There are three things that the university would do—represented by the college, the professional schools and the graduate faculty. Through the college it would give men broader interests and wider sympathies, through the professional schools it would teach the routine methods of practise, through the graduate faculty it would improve these methods and enlarge our knowledge. But while the partial separation of these three objects in the university has a historical explanation, it has no real justification. Every child and every man should unite continuously in his education and in his life what the university artificially separates—he should always be doing and learning to do his share of the world's work, he should try continuously to improve the methods of doing it, and he should learn to appreciate the work of others.
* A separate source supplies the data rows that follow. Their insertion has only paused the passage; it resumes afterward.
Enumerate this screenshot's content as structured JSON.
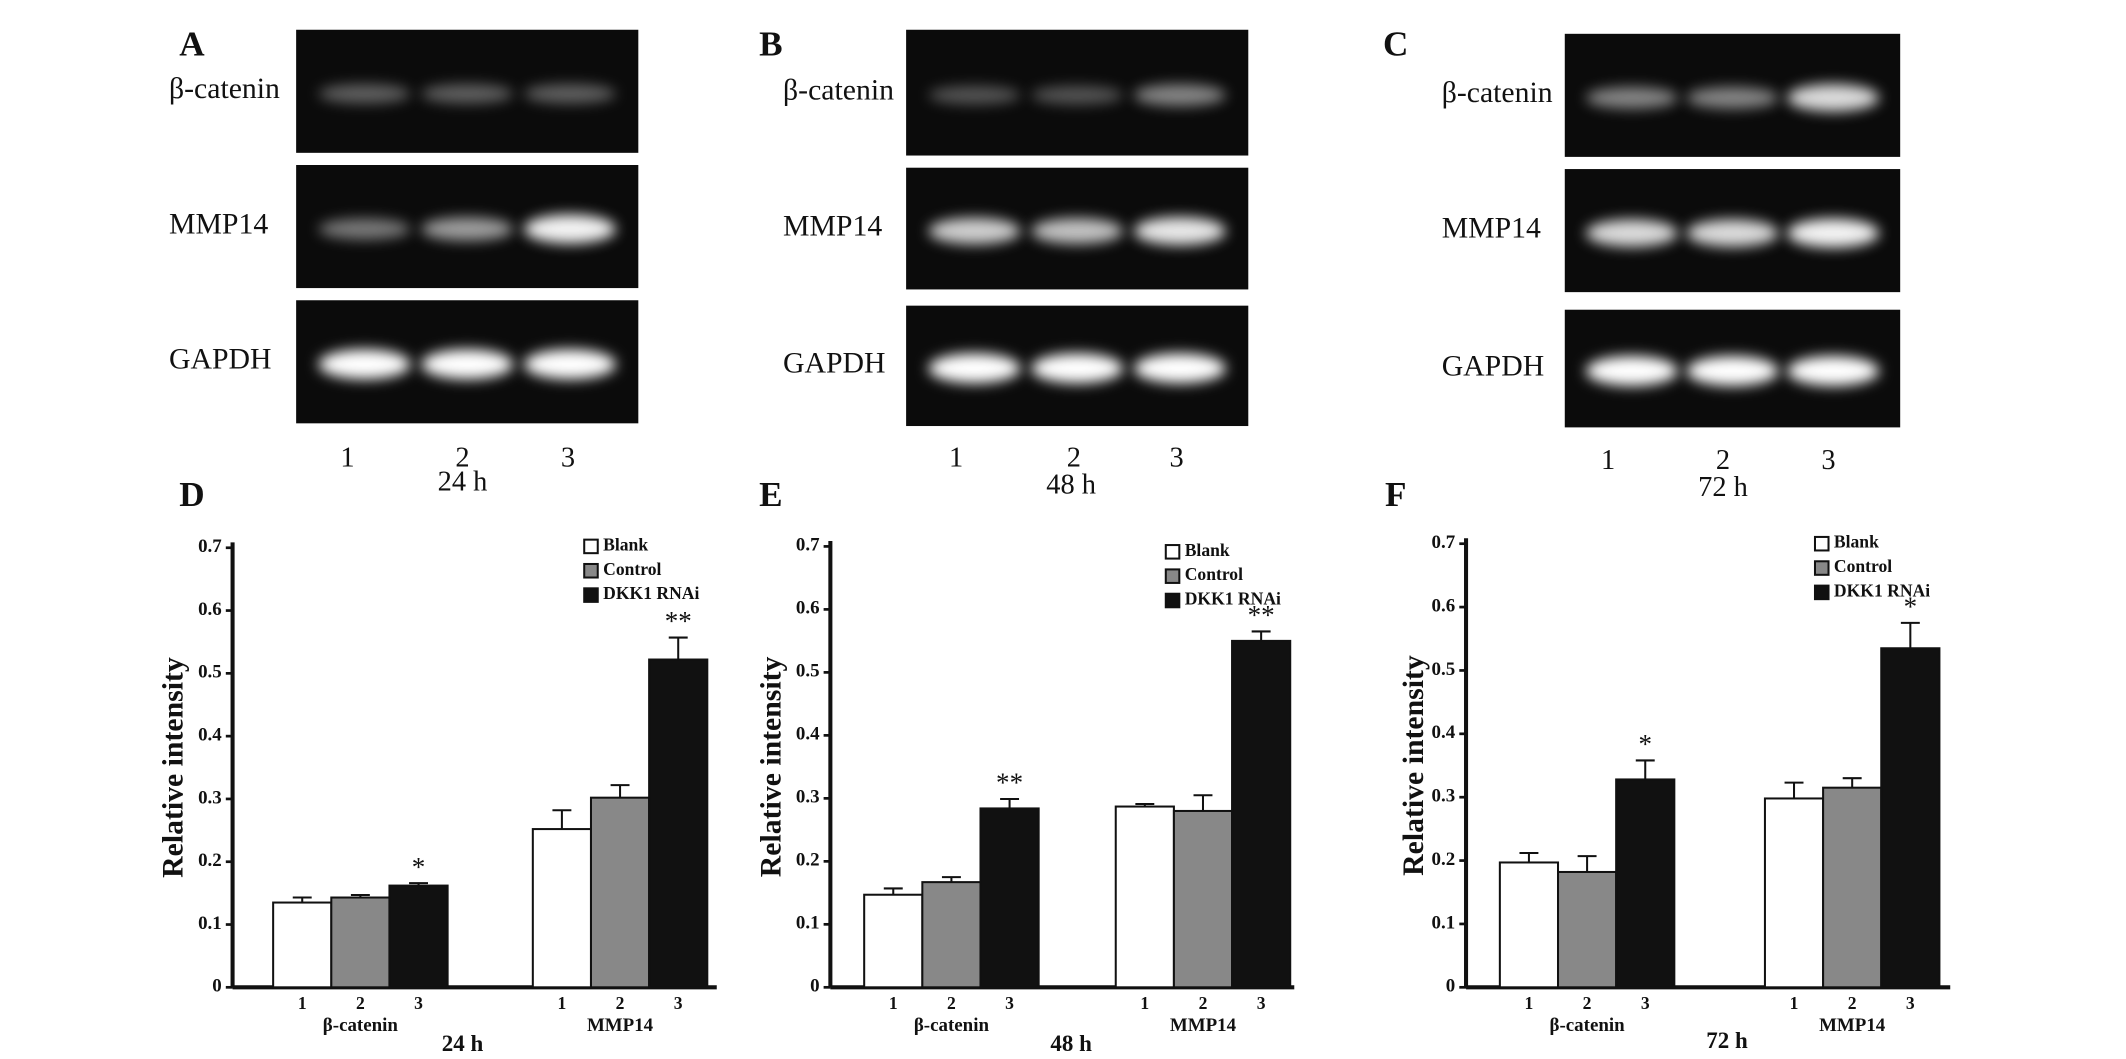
{
  "gels": [
    {
      "letter": "A",
      "rows": [
        "β-catenin",
        "MMP14",
        "GAPDH"
      ],
      "lanes": [
        "1",
        "2",
        "3"
      ],
      "time": "24 h"
    },
    {
      "letter": "B",
      "rows": [
        "β-catenin",
        "MMP14",
        "GAPDH"
      ],
      "lanes": [
        "1",
        "2",
        "3"
      ],
      "time": "48 h"
    },
    {
      "letter": "C",
      "rows": [
        "β-catenin",
        "MMP14",
        "GAPDH"
      ],
      "lanes": [
        "1",
        "2",
        "3"
      ],
      "time": "72 h"
    }
  ],
  "chart_data": [
    {
      "type": "bar",
      "letter": "D",
      "y_label": "Relative intensity",
      "x_label": "24 h",
      "categories": [
        "β-catenin",
        "MMP14"
      ],
      "lane_labels": [
        "1",
        "2",
        "3"
      ],
      "ylim": [
        0,
        0.7
      ],
      "yticks": [
        0,
        0.1,
        0.2,
        0.3,
        0.4,
        0.5,
        0.6,
        0.7
      ],
      "series": [
        {
          "name": "Blank",
          "color": "#ffffff",
          "values": [
            0.135,
            0.252
          ],
          "errors": [
            0.008,
            0.03
          ]
        },
        {
          "name": "Control",
          "color": "#888888",
          "values": [
            0.143,
            0.302
          ],
          "errors": [
            0.004,
            0.02
          ]
        },
        {
          "name": "DKK1 RNAi",
          "color": "#111111",
          "values": [
            0.162,
            0.522
          ],
          "errors": [
            0.004,
            0.035
          ],
          "significance": [
            "*",
            "**"
          ]
        }
      ]
    },
    {
      "type": "bar",
      "letter": "E",
      "y_label": "Relative intensity",
      "x_label": "48 h",
      "categories": [
        "β-catenin",
        "MMP14"
      ],
      "lane_labels": [
        "1",
        "2",
        "3"
      ],
      "ylim": [
        0,
        0.7
      ],
      "yticks": [
        0,
        0.1,
        0.2,
        0.3,
        0.4,
        0.5,
        0.6,
        0.7
      ],
      "series": [
        {
          "name": "Blank",
          "color": "#ffffff",
          "values": [
            0.147,
            0.287
          ],
          "errors": [
            0.01,
            0.004
          ]
        },
        {
          "name": "Control",
          "color": "#888888",
          "values": [
            0.167,
            0.28
          ],
          "errors": [
            0.008,
            0.025
          ]
        },
        {
          "name": "DKK1 RNAi",
          "color": "#111111",
          "values": [
            0.284,
            0.55
          ],
          "errors": [
            0.015,
            0.015
          ],
          "significance": [
            "**",
            "**"
          ]
        }
      ]
    },
    {
      "type": "bar",
      "letter": "F",
      "y_label": "Relative intensity",
      "x_label": "72 h",
      "categories": [
        "β-catenin",
        "MMP14"
      ],
      "lane_labels": [
        "1",
        "2",
        "3"
      ],
      "ylim": [
        0,
        0.7
      ],
      "yticks": [
        0,
        0.1,
        0.2,
        0.3,
        0.4,
        0.5,
        0.6,
        0.7
      ],
      "series": [
        {
          "name": "Blank",
          "color": "#ffffff",
          "values": [
            0.197,
            0.298
          ],
          "errors": [
            0.015,
            0.025
          ]
        },
        {
          "name": "Control",
          "color": "#888888",
          "values": [
            0.182,
            0.315
          ],
          "errors": [
            0.025,
            0.015
          ]
        },
        {
          "name": "DKK1 RNAi",
          "color": "#111111",
          "values": [
            0.328,
            0.535
          ],
          "errors": [
            0.03,
            0.04
          ],
          "significance": [
            "*",
            "*"
          ]
        }
      ]
    }
  ]
}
In our actual courses we can not do much more than teach efficient methods of routine work. The student can learn to do something in particular, not things in general. Hence our professional schools are on the whole more successful than our colleges or our graduate faculties. Routine research and routine scholarship can be taught in the graduate faculty, which is at present essentially a professional school for university teachers. For original research and productive scholarship we must wait for the man, or possibly search for him, give him a chance and let him alone. But we should welcome him and give him opportunity in whatever department of the university he may be found. The right way to give a man interests that are broad and permanent is not to put him in elementary courses in all sorts of subjects, but to encourage him to learn to do well his work in life and to connect with this by natural associations the larger world in which he may live.